Make sure both axes are properly labelled and the plot has an appropriate title.

In [None]:
# Put your code here to create the plot

**QUESTION 1.10** Now create a line plot showing the number of rides per date. A good general hint for creating plots is to first figure out what Series or DataFrame would make the plot easy. Then make that first and base the plot off of it. In this case, you first need to figure out how to create a Series with the number of rides per date. Do **NOT** use the pandas `plot` command. Instead, I've given you skeleton matplotlib code below. Notice that it uses the *object oriented* style of maplotlib usage. You must use this approach. In particular:

- use things like `set_xlabel` to set the x and y axis labels. Similarly, use `set_title` to create a plot title.
- add gridlines


In [None]:
# Use this matplotlib skeleton code for the plot
fig, ax = plt.subplots()
ax.???
ax.???
...???

**ANSWER 1.9**

In [None]:
# Create trips by date dataframe
trips_by_date = trip_df.groupby(trip_df['starttime'].map(lambda x: x.date())).size()
trips_by_date.index = pd.to_datetime(trips_by_date.index)
trips_by_date


In [None]:
# Use this matplotlib skeleton code for the plot
fig, ax = plt.subplots()
ax.plot(trips_by_date)
ax.set_xlabel('Date')
ax.set_ylabel('Num Trips')
ax.set_title('Number of Trips by Date')
ax.grid(True)

**HACKER EXTRA** Create faceted plots of number of rides by month and year, faceted by `from_station_name`. Seaborn can do faceted plots.

This is tricky. My general strategy is to think about what data structure might make the plot easier to create.
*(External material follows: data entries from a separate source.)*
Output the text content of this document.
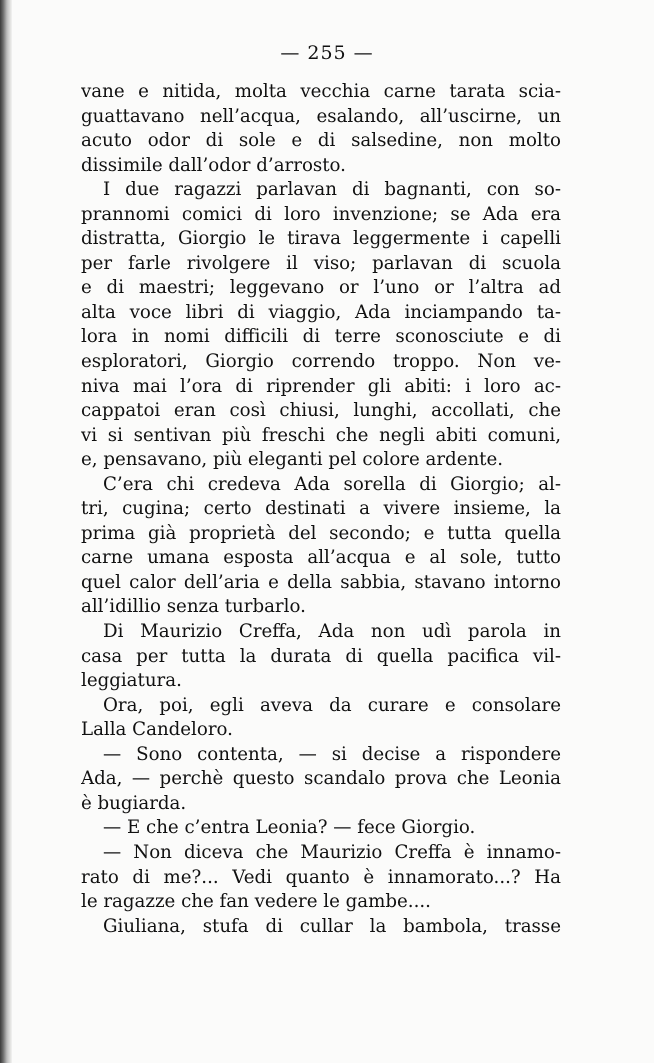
— 255 —
vane e nitida, molta vecchia carne tarata scia-
guattavano nell’acqua, esalando, all’uscirne, un
acuto odor di sole e di salsedine, non molto
dissimile dall’odor d’arrosto.
I due ragazzi parlavan di bagnanti, con so-
prannomi comici di loro invenzione; se Ada era
distratta, Giorgio le tirava leggermente i capelli
per farle rivolgere il viso; parlavan di scuola
e di maestri; leggevano or l’uno or l’altra ad
alta voce libri di viaggio, Ada inciampando ta-
lora in nomi difficili di terre sconosciute e di
esploratori, Giorgio correndo troppo. Non ve-
niva mai l’ora di riprender gli abiti: i loro ac-
cappatoi eran così chiusi, lunghi, accollati, che
vi si sentivan più freschi che negli abiti comuni,
e, pensavano, più eleganti pel colore ardente.
C’era chi credeva Ada sorella di Giorgio; al-
tri, cugina; certo destinati a vivere insieme, la
prima già proprietà del secondo; e tutta quella
carne umana esposta all’acqua e al sole, tutto
quel calor dell’aria e della sabbia, stavano intorno
all’idillio senza turbarlo.
Di Maurizio Creffa, Ada non udì parola in
casa per tutta la durata di quella pacifica vil-
leggiatura.
Ora, poi, egli aveva da curare e consolare
Lalla Candeloro.
— Sono contenta, — si decise a rispondere
Ada, — perchè questo scandalo prova che Leonia
è bugiarda.
— E che c’entra Leonia? — fece Giorgio.
— Non diceva che Maurizio Creffa è innamo-
rato di me?... Vedi quanto è innamorato...? Ha
le ragazze che fan vedere le gambe....
Giuliana, stufa di cullar la bambola, trasse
In this case, I'd like a count of trips by station by date and then turn that into trips by station by month. What ends up being tricky is doing the resampling of the date when it's part of a `MultiIndex`. The following two resources are helpful:

https://pandas.pydata.org/pandas-docs/stable/user_guide/cookbook.html#resampling

https://stackoverflow.com/questions/15799162/resampling-within-a-pandas-multiindex

**IMPORTANT NOTE ABOUT DELIVERABLES**
Make sure you run all of your code cells and then save your notebook before submitting.